Job openings surge unexpectedly in July, with about 2 positions open for every unemployed person
U.S. job openings rose unexpectedly in July after a sizable upward revision to the previous month, underscoring persistent tightness in the labor market as employers compete for a limited supply of workers.
The number of available positions edged up to 11.2 million in the month—topping all estimates—from a revised 11 million in June, the Labor Department’s Job Openings and Labor Turnover Survey, or JOLTS, showed Tuesday.
The median estimate in a Bloomberg survey of economists was for a decline to about 10.4 million from a previously reported 10.7 million.
Vacancies have exceeded 11 million since late last year and the unemployment rate remains historically low, underscoring the strength of the US jobs market. The imbalance between labor demand and supply continues to drive robust wage growth that complicates Federal Reserve efforts to tamp down inflation.
There were about two jobs for every unemployed person in July, up from 1.9 in June. Some of the largest increases in vacancies were in retail trade, and transportation, warehousing and utilities. Arts, entertainment and recreation also posted more openings from the prior month.
Some 4.2 million Americans quit their jobs in July, down slightly from June. The quits rate, a measure of voluntary job leavers as a share of total employment, edged down to a more than one-year low of 2.7%.

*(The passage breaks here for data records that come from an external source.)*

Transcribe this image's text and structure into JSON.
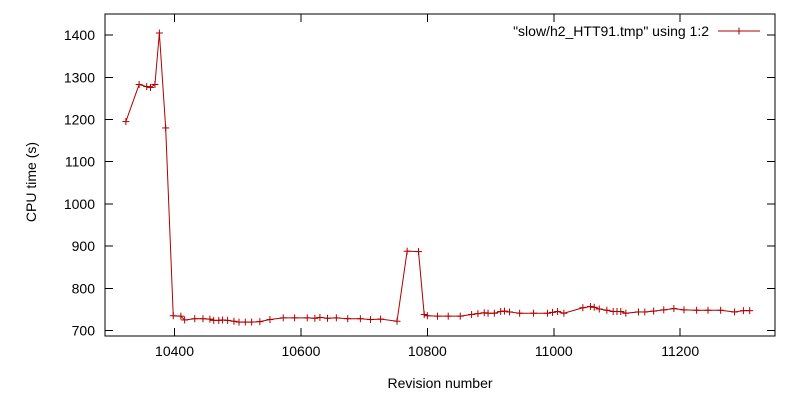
{
  "chart_data": {
    "type": "line",
    "title": "",
    "xlabel": "Revision number",
    "ylabel": "CPU time (s)",
    "xlim": [
      10290,
      11350
    ],
    "ylim": [
      687,
      1450
    ],
    "x_ticks": [
      10400,
      10600,
      10800,
      11000,
      11200
    ],
    "y_ticks": [
      700,
      800,
      900,
      1000,
      1100,
      1200,
      1300,
      1400
    ],
    "grid": false,
    "legend_position": "top-right",
    "series": [
      {
        "name": "\"slow/h2_HTT91.tmp\" using 1:2",
        "color": "#b00000",
        "marker": "plus",
        "points": [
          [
            10323,
            1195
          ],
          [
            10344,
            1283
          ],
          [
            10356,
            1278
          ],
          [
            10362,
            1276
          ],
          [
            10369,
            1283
          ],
          [
            10376,
            1405
          ],
          [
            10386,
            1180
          ],
          [
            10398,
            735
          ],
          [
            10410,
            734
          ],
          [
            10416,
            725
          ],
          [
            10432,
            728
          ],
          [
            10445,
            728
          ],
          [
            10456,
            727
          ],
          [
            10462,
            724
          ],
          [
            10470,
            724
          ],
          [
            10476,
            725
          ],
          [
            10484,
            724
          ],
          [
            10494,
            722
          ],
          [
            10502,
            720
          ],
          [
            10512,
            720
          ],
          [
            10522,
            720
          ],
          [
            10535,
            721
          ],
          [
            10551,
            726
          ],
          [
            10572,
            730
          ],
          [
            10590,
            730
          ],
          [
            10610,
            730
          ],
          [
            10622,
            729
          ],
          [
            10630,
            731
          ],
          [
            10642,
            729
          ],
          [
            10656,
            730
          ],
          [
            10674,
            728
          ],
          [
            10694,
            728
          ],
          [
            10710,
            726
          ],
          [
            10726,
            727
          ],
          [
            10752,
            722
          ],
          [
            10768,
            888
          ],
          [
            10786,
            887
          ],
          [
            10795,
            738
          ],
          [
            10800,
            735
          ],
          [
            10816,
            734
          ],
          [
            10833,
            734
          ],
          [
            10852,
            734
          ],
          [
            10870,
            738
          ],
          [
            10880,
            740
          ],
          [
            10890,
            742
          ],
          [
            10896,
            741
          ],
          [
            10906,
            741
          ],
          [
            10916,
            745
          ],
          [
            10922,
            746
          ],
          [
            10930,
            744
          ],
          [
            10946,
            741
          ],
          [
            10968,
            741
          ],
          [
            10990,
            741
          ],
          [
            10998,
            743
          ],
          [
            11006,
            745
          ],
          [
            11016,
            741
          ],
          [
            11046,
            754
          ],
          [
            11058,
            757
          ],
          [
            11064,
            755
          ],
          [
            11072,
            751
          ],
          [
            11084,
            748
          ],
          [
            11094,
            745
          ],
          [
            11100,
            745
          ],
          [
            11106,
            745
          ],
          [
            11114,
            741
          ],
          [
            11134,
            744
          ],
          [
            11144,
            744
          ],
          [
            11158,
            746
          ],
          [
            11174,
            749
          ],
          [
            11190,
            752
          ],
          [
            11206,
            749
          ],
          [
            11226,
            748
          ],
          [
            11244,
            748
          ],
          [
            11264,
            748
          ],
          [
            11286,
            744
          ],
          [
            11300,
            747
          ],
          [
            11310,
            747
          ]
        ]
      }
    ]
  }
}
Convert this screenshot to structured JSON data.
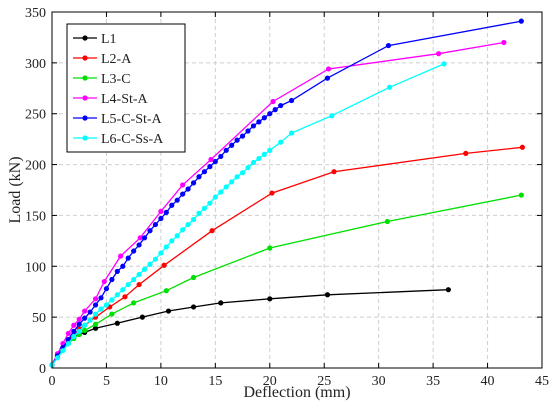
{
  "chart_data": {
    "type": "line",
    "title": "",
    "xlabel": "Deflection (mm)",
    "ylabel": "Load (kN)",
    "xlim": [
      0,
      45
    ],
    "ylim": [
      0,
      350
    ],
    "xticks": [
      0,
      5,
      10,
      15,
      20,
      25,
      30,
      35,
      40,
      45
    ],
    "yticks": [
      0,
      50,
      100,
      150,
      200,
      250,
      300,
      350
    ],
    "grid": true,
    "grid_style": "dashed",
    "legend_position": "top-left",
    "marker": "circle",
    "series": [
      {
        "name": "L1",
        "color": "#000000",
        "x": [
          0,
          0.5,
          1,
          1.5,
          2,
          2.5,
          3,
          4,
          6,
          8.3,
          10.7,
          13,
          15.5,
          20,
          25.3,
          36.4
        ],
        "y": [
          3,
          12,
          20,
          26,
          31,
          33,
          35,
          39,
          44,
          50,
          56,
          60,
          64,
          68,
          72,
          77
        ]
      },
      {
        "name": "L2-A",
        "color": "#ff0000",
        "x": [
          0,
          0.5,
          1,
          1.5,
          2,
          2.5,
          3,
          4,
          5.3,
          6.7,
          8,
          10.3,
          14.7,
          20.2,
          25.9,
          38,
          43.2
        ],
        "y": [
          3,
          12,
          20,
          27,
          33,
          38,
          42,
          50,
          60,
          70,
          82,
          101,
          135,
          172,
          193,
          211,
          217
        ]
      },
      {
        "name": "L3-C",
        "color": "#00e000",
        "x": [
          0,
          0.5,
          1,
          1.5,
          2,
          2.5,
          3,
          4,
          5.5,
          7.5,
          10.5,
          13,
          20,
          30.8,
          43.1
        ],
        "y": [
          3,
          11,
          18,
          24,
          29,
          33,
          37,
          43,
          53,
          64,
          76,
          89,
          118,
          144,
          170
        ]
      },
      {
        "name": "L4-St-A",
        "color": "#ff00ff",
        "x": [
          0,
          0.5,
          1,
          1.5,
          2,
          2.5,
          3,
          4,
          4.8,
          6.3,
          8.1,
          10,
          12,
          14.6,
          20.3,
          25.4,
          35.5,
          41.5
        ],
        "y": [
          3,
          14,
          24,
          34,
          42,
          48,
          56,
          68,
          85,
          110,
          128,
          154,
          180,
          205,
          262,
          294,
          309,
          320
        ]
      },
      {
        "name": "L5-C-St-A",
        "color": "#0000ff",
        "x": [
          0,
          0.5,
          1,
          1.5,
          2,
          2.5,
          3,
          3.5,
          4,
          4.5,
          5,
          5.5,
          6,
          6.5,
          7,
          7.5,
          8,
          8.5,
          9,
          9.5,
          10,
          10.5,
          11,
          11.5,
          12,
          12.5,
          13,
          13.5,
          14,
          14.5,
          15,
          15.5,
          16,
          16.5,
          17,
          17.5,
          18,
          18.5,
          19,
          19.5,
          20,
          20.5,
          21,
          22,
          25.3,
          30.9,
          43.1
        ],
        "y": [
          3,
          12,
          20,
          28,
          36,
          43,
          49,
          55,
          62,
          69,
          78,
          87,
          95,
          100,
          108,
          115,
          121,
          128,
          135,
          141,
          147,
          153,
          160,
          165,
          171,
          176,
          182,
          188,
          193,
          198,
          203,
          208,
          214,
          219,
          224,
          228,
          233,
          238,
          242,
          246,
          250,
          254,
          258,
          263,
          285,
          317,
          341
        ]
      },
      {
        "name": "L6-C-Ss-A",
        "color": "#00ffff",
        "x": [
          0,
          0.5,
          1,
          1.5,
          2,
          2.5,
          3,
          3.5,
          4,
          4.5,
          5,
          5.5,
          6,
          6.5,
          7,
          7.5,
          8,
          8.5,
          9,
          9.5,
          10,
          10.5,
          11,
          11.5,
          12,
          12.5,
          13,
          13.5,
          14,
          14.5,
          15,
          15.5,
          16,
          16.5,
          17,
          17.5,
          18,
          18.5,
          19,
          19.5,
          20,
          21,
          22,
          25.7,
          31,
          36
        ],
        "y": [
          3,
          10,
          17,
          24,
          31,
          36,
          42,
          47,
          53,
          58,
          62,
          67,
          72,
          77,
          82,
          87,
          92,
          97,
          102,
          107,
          113,
          119,
          125,
          130,
          136,
          141,
          146,
          152,
          157,
          162,
          168,
          173,
          178,
          183,
          188,
          192,
          197,
          202,
          206,
          210,
          214,
          222,
          231,
          248,
          276,
          299
        ]
      }
    ]
  }
}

Layoffs were little changed from a month earlier and hires edged down.
A separate report this morning showed 48% of Americans said jobs were “plentiful” in August, down from the prior month and the smallest share since April 2021. The Conference Board survey also showed consumer confidence rose this month to the highest since May amid falling gasoline prices.
The JOLTS data precede Friday’s monthly jobs report, which is currently forecast to show the US added about 300,000 payrolls in August. Economists are expecting the unemployment rate to hold at 3.5%—matching a 50-year low—and for average hourly earnings to post another firm advance.